In an address before the 2008 AICPA National Conference on Current SEC and PCAOB Developments on December 10, 2008, James L. Kroeker, Deputy Chief Accountant at the SEC, provided some small insight into the direction the Commission may be heading with regard to mark-to-market accounting. Avoiding the finer points of the ongoing debate about mark-to-market accounting, Mr. Kroeker framed his comments in areas where the Commission is finding concensus among investors, companies, and other market participants affected by current market conditions.
[T]he input we have received to-date makes clear that there is room for improvement in the current accounting and reporting framework. For example, there appears to be general agreement that investors could be better served by a more stream-lined model for addressing impairments of assets that are not held for trading purposes. Most agree that the current framework for impairment can be challenging to apply, and the utility of information to investors can be improved.

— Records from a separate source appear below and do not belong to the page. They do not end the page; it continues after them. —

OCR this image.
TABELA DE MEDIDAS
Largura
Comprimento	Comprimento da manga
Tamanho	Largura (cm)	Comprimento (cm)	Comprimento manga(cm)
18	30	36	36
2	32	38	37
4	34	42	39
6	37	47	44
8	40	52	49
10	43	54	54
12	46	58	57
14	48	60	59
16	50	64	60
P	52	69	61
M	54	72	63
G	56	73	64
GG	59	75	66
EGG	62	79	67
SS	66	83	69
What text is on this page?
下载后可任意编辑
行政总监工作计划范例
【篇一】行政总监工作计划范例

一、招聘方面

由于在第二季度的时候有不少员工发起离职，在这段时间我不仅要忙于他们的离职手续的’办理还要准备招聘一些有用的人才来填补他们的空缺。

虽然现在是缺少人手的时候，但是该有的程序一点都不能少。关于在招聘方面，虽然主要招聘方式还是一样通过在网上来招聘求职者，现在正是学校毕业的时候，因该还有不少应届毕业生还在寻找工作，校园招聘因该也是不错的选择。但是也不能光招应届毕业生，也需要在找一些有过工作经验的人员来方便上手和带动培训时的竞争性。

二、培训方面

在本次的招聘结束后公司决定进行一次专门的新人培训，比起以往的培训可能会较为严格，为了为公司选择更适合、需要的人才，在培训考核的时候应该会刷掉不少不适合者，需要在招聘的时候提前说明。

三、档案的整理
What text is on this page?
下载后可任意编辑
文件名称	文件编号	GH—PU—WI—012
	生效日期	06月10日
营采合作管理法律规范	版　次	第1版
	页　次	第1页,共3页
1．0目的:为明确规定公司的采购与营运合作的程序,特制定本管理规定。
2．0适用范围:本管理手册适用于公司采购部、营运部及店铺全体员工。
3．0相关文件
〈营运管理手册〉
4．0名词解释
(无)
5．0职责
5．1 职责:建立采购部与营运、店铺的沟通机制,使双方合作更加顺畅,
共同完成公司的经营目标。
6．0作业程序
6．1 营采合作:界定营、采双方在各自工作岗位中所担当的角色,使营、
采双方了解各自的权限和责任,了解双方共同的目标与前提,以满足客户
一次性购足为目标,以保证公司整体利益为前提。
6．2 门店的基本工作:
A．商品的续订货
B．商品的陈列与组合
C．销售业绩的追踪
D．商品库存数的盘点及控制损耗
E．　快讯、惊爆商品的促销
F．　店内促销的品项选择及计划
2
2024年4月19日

As a second example, investors have clearly indicated a view that the current concept of mark-to-market accounting increases the transparency of reported financial information, and they have indicated how important this has been to them in the current environment. However, where inactive or illiquid markets exist for a given instrument, we have heard from many that additional training and tools would be helpful as preparers and auditors address front-line issues.
As a last example, and in line with one of the recommendations of the SEC’s recent Advisory Committee on Improvements to Financial Reporting, we have again heard about the importance of fostering an environment where reasonable judgments are both developed and respected.
These remarks indicate that investors, companies, and other market participants see beneficial value in the continued use of mark-to-market accounting, but perhaps with alterations or clarifications for assets not held for trading, and in instances where markets for a security are inactive or illiquid. The key point is that investors, companies, market participants, and regulators seem to have expressed a preference for a model in which reasonable and well-founded judgements in fair valuation can still provide the most transparency and quality.